5. The clearing house finds a suitable researcher or team of researchers to analyze the specimens and they, obviously, agree to do it.


(These researchers will need to have access to comparative data, both extant and fossil. This may be the trickiest part, but it still doesn't shoot down this idea totally.)


6. The clearing house sends off the replicas and photographs to the blind team and it's free of all other information. Nothing about identity of discoverers, site or even geographic region, age, associated artifacts, fossils, etc. is included. Nothing. The only thing the blind team knows is that these things came from somewhere on Earth.


7. Discovery team and blind team perform their taxonomic and morphological analyses and come to preliminary conclusions about the species designation (obviously only the discovery team is permitted to name the new species if one is required) and about the individual’s morphology, posture, locomotion, etc…


8. Through the middle-man clearing house the two teams publish in concert.


The Result: Paleoanthropology is more objective, more scientific, more accessible and, potentially, more efficient.


Who would serve as the clearing house middle-man/woman? It could be a rotating position within AAPA. People who want to be the blinds can sign on to a list where they describe the kinds of resources that they have or could have if given the opportunity to be the blind. There are certainly plenty of us to fill this roster.


I don’t think this strategy undermines the important role of experience. If your experienced team finds one thing and a “blind” postdoc finds a completely different thing, then experience may indeed prevail until further studies are performed to support one or the other interpretation.

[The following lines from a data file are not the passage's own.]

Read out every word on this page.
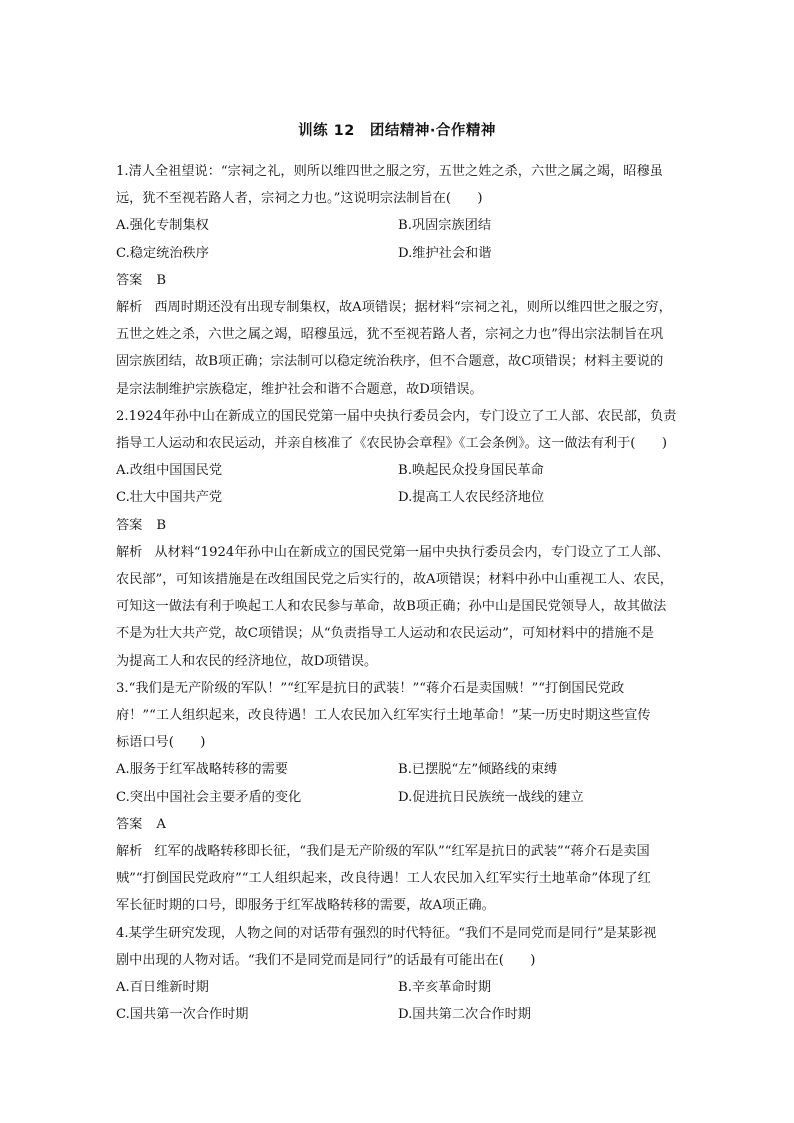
训练 12　团结精神·合作精神
1.清人全祖望说：“宗祠之礼，则所以维四世之服之穷，五世之姓之杀，六世之属之竭，昭穆虽
远，犹不至视若路人者，宗祠之力也。”这说明宗法制旨在(　　)
A.强化专制集权	B.巩固宗族团结
C.稳定统治秩序	D.维护社会和谐
答案 B
解析 西周时期还没有出现专制集权，故A项错误；据材料“宗祠之礼，则所以维四世之服之穷，
五世之姓之杀，六世之属之竭，昭穆虽远，犹不至视若路人者，宗祠之力也”得出宗法制旨在巩
固宗族团结，故B项正确；宗法制可以稳定统治秩序，但不合题意，故C项错误；材料主要说的
是宗法制维护宗族稳定，维护社会和谐不合题意，故D项错误。
2.1924年孙中山在新成立的国民党第一届中央执行委员会内，专门设立了工人部、农民部，负责
指导工人运动和农民运动，并亲自核准了《农民协会章程》《工会条例》。这一做法有利于(　　)
A.改组中国国民党	B.唤起民众投身国民革命
C.壮大中国共产党	D.提高工人农民经济地位
答案 B
解析 从材料“1924年孙中山在新成立的国民党第一届中央执行委员会内，专门设立了工人部、
农民部”，可知该措施是在改组国民党之后实行的，故A项错误；材料中孙中山重视工人、农民，
可知这一做法有利于唤起工人和农民参与革命，故B项正确；孙中山是国民党领导人，故其做法
不是为壮大共产党，故C项错误；从“负责指导工人运动和农民运动”，可知材料中的措施不是
为提高工人和农民的经济地位，故D项错误。
3.“我们是无产阶级的军队！”“红军是抗日的武装！”“蒋介石是卖国贼！”“打倒国民党政
府！”“工人组织起来，改良待遇！工人农民加入红军实行土地革命！”某一历史时期这些宣传
标语口号(　　)
A.服务于红军战略转移的需要	B.已摆脱“左”倾路线的束缚
C.突出中国社会主要矛盾的变化	D.促进抗日民族统一战线的建立
答案 A
解析 红军的战略转移即长征，“我们是无产阶级的军队”“红军是抗日的武装”“蒋介石是卖国
贼”“打倒国民党政府”“工人组织起来，改良待遇！工人农民加入红军实行土地革命”体现了红
军长征时期的口号，即服务于红军战略转移的需要，故A项正确。
4.某学生研究发现，人物之间的对话带有强烈的时代特征。“我们不是同党而是同行”是某影视
剧中出现的人物对话。“我们不是同党而是同行”的话最有可能出在(　　)
A.百日维新时期	B.辛亥革命时期
C.国共第一次合作时期	D.国共第二次合作时期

However, the blind will have an invaluable opportunity to see the anatomy plain and simple. What it is and nothing more. I'm jealous of these hypothetical "blind" people. It sounds like a thrill. Plus, their results will have the potential to be completely stimulating hypotheses for future workers to test!


Questions for MT readers:


Has this already been done?


How could we improve this proposal?


Or are there too many limitations to implementing such a process?


Blind paleoanthropology: Why not?


References

Esteban E. Sarmiento. Science 328, 1105-b (2010); Comment on the Paleobiology and Classification of Ardipithecus ramidus.


Tim D. White, et al. Science 328, 1105-c (2010); Response to Comment on the Paleobiology and Classification of Ardipithecus ramidus.